While Nandagopal is satisfied with the direction in which doubles badminton is moving in India, he believes a true measure of success would be when kids pick it up as a first choice rather than a fall-back.

“We need people to start playing doubles from an early stage like the Indonesians, Malaysians and Koreans,” he said. “They play professional doubles from the ages of 12 and 13. Take my case... switching at 21 is too late.”

Does he regret the switch?

The Kidambi brothers’ first coach, Sudhakar Reddy, even said that he had expected Nandagopal to be the star player in the future. Does Nandagopal wonder whether he could have achieved the same kind of success as his brother had he stuck with singles?

“I don’t regret moving to doubles but I regret not performing as well as I thought I could,” he said.
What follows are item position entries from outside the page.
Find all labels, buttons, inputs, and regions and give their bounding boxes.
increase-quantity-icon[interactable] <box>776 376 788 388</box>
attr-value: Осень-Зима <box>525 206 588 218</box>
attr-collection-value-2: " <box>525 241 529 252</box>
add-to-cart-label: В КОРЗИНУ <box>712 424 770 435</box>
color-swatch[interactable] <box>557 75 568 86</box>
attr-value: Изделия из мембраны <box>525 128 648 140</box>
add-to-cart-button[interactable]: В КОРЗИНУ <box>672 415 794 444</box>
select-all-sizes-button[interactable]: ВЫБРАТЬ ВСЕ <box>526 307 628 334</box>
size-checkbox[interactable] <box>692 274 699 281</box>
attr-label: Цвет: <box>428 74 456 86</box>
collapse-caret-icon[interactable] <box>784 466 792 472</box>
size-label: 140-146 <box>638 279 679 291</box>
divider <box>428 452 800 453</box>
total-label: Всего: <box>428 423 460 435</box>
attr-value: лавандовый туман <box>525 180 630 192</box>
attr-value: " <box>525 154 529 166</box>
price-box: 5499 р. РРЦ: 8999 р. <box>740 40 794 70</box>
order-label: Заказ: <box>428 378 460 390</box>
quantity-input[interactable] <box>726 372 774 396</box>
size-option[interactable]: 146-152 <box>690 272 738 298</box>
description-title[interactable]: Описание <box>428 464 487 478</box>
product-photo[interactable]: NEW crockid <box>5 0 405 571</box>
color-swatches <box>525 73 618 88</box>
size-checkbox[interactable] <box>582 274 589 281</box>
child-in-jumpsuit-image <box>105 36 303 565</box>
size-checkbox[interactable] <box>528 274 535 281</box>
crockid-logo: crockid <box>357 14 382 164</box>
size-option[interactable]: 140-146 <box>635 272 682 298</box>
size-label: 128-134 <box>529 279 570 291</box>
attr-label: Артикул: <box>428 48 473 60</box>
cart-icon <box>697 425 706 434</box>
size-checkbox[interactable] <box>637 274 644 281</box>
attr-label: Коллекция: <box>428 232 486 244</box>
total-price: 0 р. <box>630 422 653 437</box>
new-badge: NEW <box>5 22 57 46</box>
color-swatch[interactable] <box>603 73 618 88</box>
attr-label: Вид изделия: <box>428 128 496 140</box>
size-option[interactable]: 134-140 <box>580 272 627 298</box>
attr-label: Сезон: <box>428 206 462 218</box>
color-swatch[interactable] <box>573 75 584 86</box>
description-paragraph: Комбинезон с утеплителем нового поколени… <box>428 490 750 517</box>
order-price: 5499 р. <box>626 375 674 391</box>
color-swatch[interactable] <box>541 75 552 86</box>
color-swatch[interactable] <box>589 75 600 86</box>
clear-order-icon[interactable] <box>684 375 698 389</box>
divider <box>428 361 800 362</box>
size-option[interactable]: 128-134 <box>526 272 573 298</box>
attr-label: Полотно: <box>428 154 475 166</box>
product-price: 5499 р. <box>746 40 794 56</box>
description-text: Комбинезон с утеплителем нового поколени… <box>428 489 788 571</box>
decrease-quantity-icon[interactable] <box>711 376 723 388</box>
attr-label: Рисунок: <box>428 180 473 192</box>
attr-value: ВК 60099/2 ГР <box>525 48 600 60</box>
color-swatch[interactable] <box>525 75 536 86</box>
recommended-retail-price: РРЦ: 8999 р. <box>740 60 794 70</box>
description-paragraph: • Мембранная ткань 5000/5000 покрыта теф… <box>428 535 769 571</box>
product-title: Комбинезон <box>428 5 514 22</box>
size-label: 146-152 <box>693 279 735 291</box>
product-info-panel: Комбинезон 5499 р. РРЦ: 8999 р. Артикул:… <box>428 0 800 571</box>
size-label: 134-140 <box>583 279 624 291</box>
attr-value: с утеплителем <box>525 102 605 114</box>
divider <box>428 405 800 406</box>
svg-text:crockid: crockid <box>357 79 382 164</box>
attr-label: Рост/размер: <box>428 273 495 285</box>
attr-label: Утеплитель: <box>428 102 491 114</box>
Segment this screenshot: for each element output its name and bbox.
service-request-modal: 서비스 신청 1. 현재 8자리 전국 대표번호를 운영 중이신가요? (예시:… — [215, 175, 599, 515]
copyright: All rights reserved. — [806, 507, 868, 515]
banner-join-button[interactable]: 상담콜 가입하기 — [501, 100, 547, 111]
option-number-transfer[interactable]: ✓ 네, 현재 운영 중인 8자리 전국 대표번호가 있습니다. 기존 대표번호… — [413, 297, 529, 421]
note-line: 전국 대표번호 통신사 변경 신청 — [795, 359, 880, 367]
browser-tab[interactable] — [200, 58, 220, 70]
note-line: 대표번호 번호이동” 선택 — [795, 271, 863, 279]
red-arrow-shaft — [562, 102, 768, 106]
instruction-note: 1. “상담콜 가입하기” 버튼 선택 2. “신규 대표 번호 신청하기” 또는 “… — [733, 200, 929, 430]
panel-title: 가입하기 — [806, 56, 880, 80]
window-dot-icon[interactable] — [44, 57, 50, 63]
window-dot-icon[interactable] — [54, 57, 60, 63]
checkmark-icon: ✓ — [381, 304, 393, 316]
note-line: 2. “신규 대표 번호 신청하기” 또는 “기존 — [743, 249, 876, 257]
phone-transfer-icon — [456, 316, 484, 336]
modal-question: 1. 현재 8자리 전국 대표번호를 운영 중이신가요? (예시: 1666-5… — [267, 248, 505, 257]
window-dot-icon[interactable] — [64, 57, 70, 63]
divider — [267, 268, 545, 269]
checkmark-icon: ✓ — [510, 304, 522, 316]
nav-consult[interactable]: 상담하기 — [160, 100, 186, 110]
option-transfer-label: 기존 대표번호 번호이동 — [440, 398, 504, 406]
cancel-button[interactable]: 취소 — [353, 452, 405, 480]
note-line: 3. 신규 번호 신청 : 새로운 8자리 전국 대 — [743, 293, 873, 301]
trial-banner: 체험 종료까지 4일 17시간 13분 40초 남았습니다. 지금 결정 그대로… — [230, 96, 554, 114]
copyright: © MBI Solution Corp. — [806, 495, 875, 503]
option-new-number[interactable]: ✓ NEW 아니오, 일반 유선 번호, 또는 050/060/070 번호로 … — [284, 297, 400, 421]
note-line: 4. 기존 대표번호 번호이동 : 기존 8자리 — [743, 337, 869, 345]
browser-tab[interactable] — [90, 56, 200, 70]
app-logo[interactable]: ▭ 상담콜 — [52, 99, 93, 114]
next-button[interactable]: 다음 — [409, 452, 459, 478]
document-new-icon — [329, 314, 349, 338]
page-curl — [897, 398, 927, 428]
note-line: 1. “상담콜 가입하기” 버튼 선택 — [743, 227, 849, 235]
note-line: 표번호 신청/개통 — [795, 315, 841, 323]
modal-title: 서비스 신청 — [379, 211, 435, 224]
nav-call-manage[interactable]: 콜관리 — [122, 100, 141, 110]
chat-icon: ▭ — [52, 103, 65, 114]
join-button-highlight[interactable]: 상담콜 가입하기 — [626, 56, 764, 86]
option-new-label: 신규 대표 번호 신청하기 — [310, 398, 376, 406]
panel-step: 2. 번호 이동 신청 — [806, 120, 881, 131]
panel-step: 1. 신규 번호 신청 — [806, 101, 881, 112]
The lack of success does begin to take a toll mentally. “When coaches take calls and change partners every four or five months, you can’t be in a proper mindset.”

Nandagopal moved from singles to doubles when he was 21 (Image: Facebook/James Varghese)

Reddy, who coached the Kidambi brothers for almost a decade before they moved to the Gopichand academy in 2008, believes Nandagopal, given his personality, should never have moved to doubles.

“Nandagopal is not soft. He is a very aggressive player and very passionate but sometimes he can become very aggressive with his partner. In doubles, a few outspoken words can affect your partner immensely,” Reddy said.

At 25, Nandagopal has no plans to move back to singles. “It’s just a matter of finding some consistency with your partners,” he said.

Asked if he had ever discussed it with Srikanth, Nandagopal said it’s the last thing they would talk about.

“We spend a lot of time together – we go out, to restaurants and movies, we gossip, we play tennis, we do go-karting, we play Fifa on PS4 – but we don’t talk about badminton.”

Nandagopal is extremely proud of his younger brother’s achievements. His Facebook page is filled with posts of Srikanth’s numerous achievements over the years. Despite appearing to having drawn the shorter draw – although he will never admit that’s the case – in terms of their respective career moves, there isn’t even a hint of jealously about his brother’s success.